Time, beyond being a measuring tool to make appointments which deem us too early or too late, confounds my cortical mind.
It has been nearly seven months since I was placed on the Liver Transplant list, in need of an ‘urgent’ intervention to keep the rest of my body alive while my liver was failing me. During that time I have been better and worse and in and out of the hospital, until finally the doctors and myself have found a stop-gap measure through medications that seem to work. As many of you know, I’m now on a continual dose of changing antibiotics and digestive aids until I get the life-changing call. Since May when I was called in for a possible transplant, I have been, and remain, at the top of the list for an average-sized B-blood group liver. In fact, in mid-July, my doctor said that statistically it would be a matter of weeks; yet the hours, days and months tick past and I’m surprised every day that I’ve continued to work and live with relative ease out of the hospital, without yet getting the call. I would be lying if I were to say that it has been a mental snooze fest.
Continuing to live with my mobile phone by my side, aware of the risks, challenges and uncertainties that lie ahead post-surgery, it feels almost surreal to be planning for events that are several months away as if I may still be waiting for the call. Stranger still is the idea that I may have had the surgery and be rehabilitating by the time these dates for given events come around.

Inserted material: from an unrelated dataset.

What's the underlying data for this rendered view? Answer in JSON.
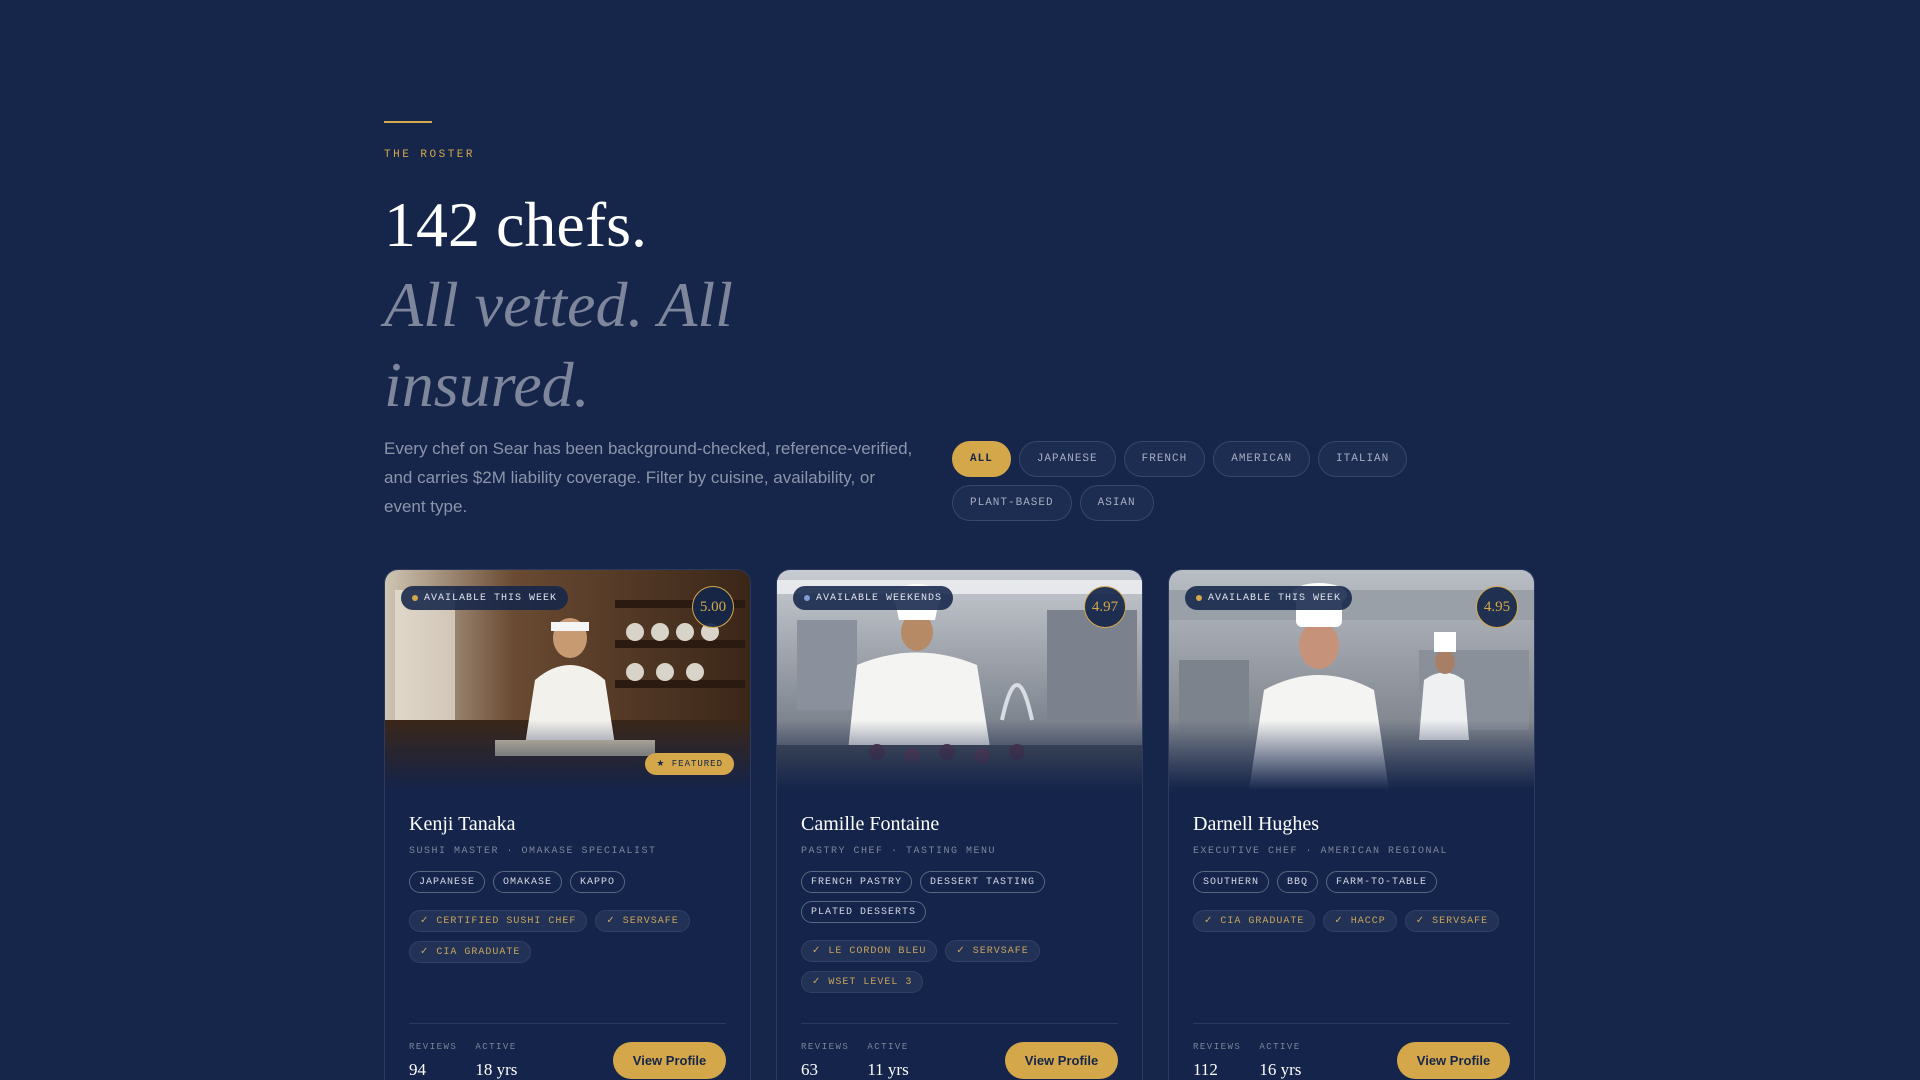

Of course, if I would decide not to plan anything at all, the wonder and joy of living would escape me. There have been wonderful, magical moments during this time of waiting for my liver. I have seen beloved friends and family who have taken their precious time to visit me and keep my spirit uplifted. I’ve traveled back in time and walked the Jurassic Coast in with my husband and son. There have been the countless delicious yoga classes I’ve been so lucky to attend with incredible teachers, and the amazing students who have given me so much strength and positivity by continuing to show up to my classes week after week. I have seen some incredible exhibitions, concerts, dance and theatre, and perhaps most importantly, have been by my husband’s side to observe our son transforming from a toddler to a little boy.

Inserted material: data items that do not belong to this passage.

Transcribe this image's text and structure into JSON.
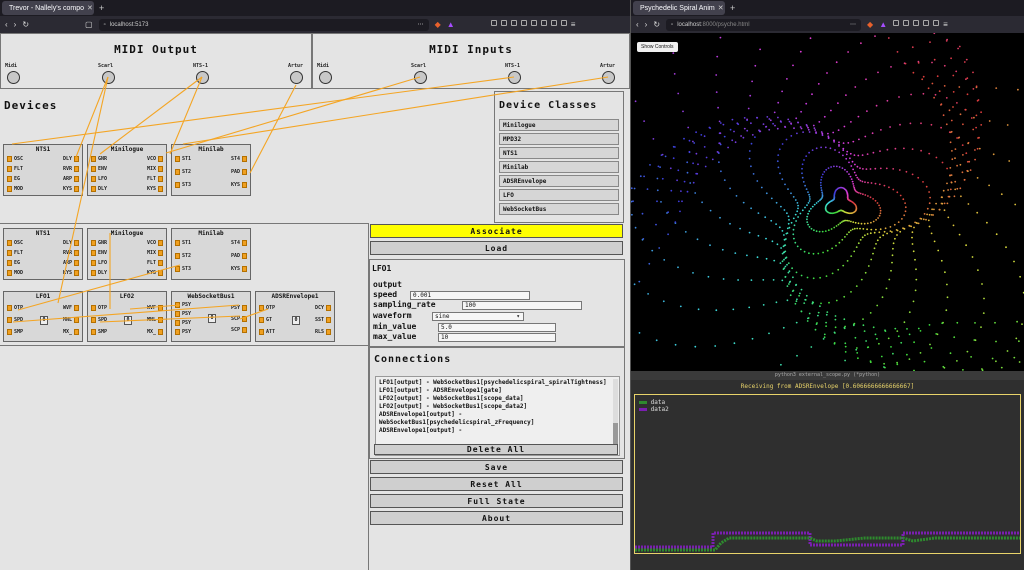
{
  "browser_left": {
    "tab": "Trevor - Nallely's compo",
    "url": "localhost:5173"
  },
  "browser_right": {
    "tab": "Psychedelic Spiral Anim",
    "url_host": "localhost",
    "url_rest": ":8000/psyche.html"
  },
  "midi_output": {
    "title": "MIDI Output",
    "ports": [
      "Midi",
      "Scarl",
      "NTS-1",
      "Artur"
    ]
  },
  "midi_inputs": {
    "title": "MIDI Inputs",
    "ports": [
      "Midi",
      "Scarl",
      "NTS-1",
      "Artur"
    ]
  },
  "devices": {
    "title": "Devices",
    "items": [
      {
        "name": "NTS1",
        "left": [
          "OSC",
          "FLT",
          "EG",
          "MOD"
        ],
        "right": [
          "DLY",
          "RVR",
          "ARP",
          "KYS"
        ]
      },
      {
        "name": "Minilogue",
        "left": [
          "GNR",
          "ENV",
          "LFO",
          "DLY"
        ],
        "right": [
          "VCO",
          "MIX",
          "FLT",
          "KYS"
        ]
      },
      {
        "name": "Minilab",
        "left": [
          "ST1",
          "ST2",
          "ST3"
        ],
        "right": [
          "ST4",
          "PAD",
          "KYS"
        ]
      }
    ]
  },
  "device_classes": {
    "title": "Device Classes",
    "items": [
      "Minilogue",
      "MPD32",
      "NTS1",
      "Minilab",
      "ADSREnvelope",
      "LFO",
      "WebSocketBus"
    ]
  },
  "virtual": {
    "items": [
      {
        "name": "LFO1",
        "left": [
          "OTP",
          "SPD",
          "SMP"
        ],
        "mid": "0",
        "right": [
          "WVF",
          "MNL",
          "MX_"
        ]
      },
      {
        "name": "LFO2",
        "left": [
          "OTP",
          "SPD",
          "SMP"
        ],
        "mid": "0",
        "right": [
          "WVF",
          "MNL",
          "MX_"
        ]
      },
      {
        "name": "WebSocketBus1",
        "left": [
          "PSY",
          "PSY",
          "PSY",
          "PSY"
        ],
        "mid": "0",
        "right": [
          "PSY",
          "SCP",
          "SCP"
        ]
      },
      {
        "name": "ADSREnvelope1",
        "left": [
          "OTP",
          "GT",
          "ATT"
        ],
        "mid": "0",
        "right": [
          "DCY",
          "SST",
          "RLS"
        ]
      }
    ]
  },
  "buttons": {
    "associate": "Associate",
    "load": "Load",
    "delete_all": "Delete All",
    "save": "Save",
    "reset_all": "Reset All",
    "full_state": "Full State",
    "about": "About"
  },
  "details": {
    "title": "LFO1",
    "output": "output",
    "speed_label": "speed",
    "speed": "0.001",
    "sampling_label": "sampling_rate",
    "sampling": "100",
    "waveform_label": "waveform",
    "waveform": "sine",
    "min_label": "min_value",
    "min": "5.0",
    "max_label": "max_value",
    "max": "10"
  },
  "connections": {
    "title": "Connections",
    "items": [
      "LFO1[output] - WebSocketBus1[psychedelicspiral_spiralTightness]",
      "LFO1[output] - ADSREnvelope1[gate]",
      "LFO2[output] - WebSocketBus1[scope_data]",
      "LFO2[output] - WebSocketBus1[scope_data2]",
      "ADSREnvelope1[output] - WebSocketBus1[psychedelicspiral_zFrequency]",
      "ADSREnvelope1[output] -"
    ]
  },
  "spiral": {
    "show_controls": "Show Controls"
  },
  "scope": {
    "bar": "python3 external_scope.py (*python)",
    "title": "Receiving from ADSREnvelope [0.6066666666666667]",
    "legend": [
      "data",
      "data2"
    ],
    "colors": [
      "#2e8b2e",
      "#7a1fb0"
    ]
  }
}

As I now focus my efforts towards learning about the post-surgery treatment, I’m also doing my best to complete the phase 2 work of the Rolfing training. I continue to have faith that time will be on my side, and provide me with what I need, when I need it to go on in this lifetime not hanging on and waiting, but letting go and living.
My daily reminder to self: Bow humbly to the powers of the universe. Let go and swim in its ocean of mystery.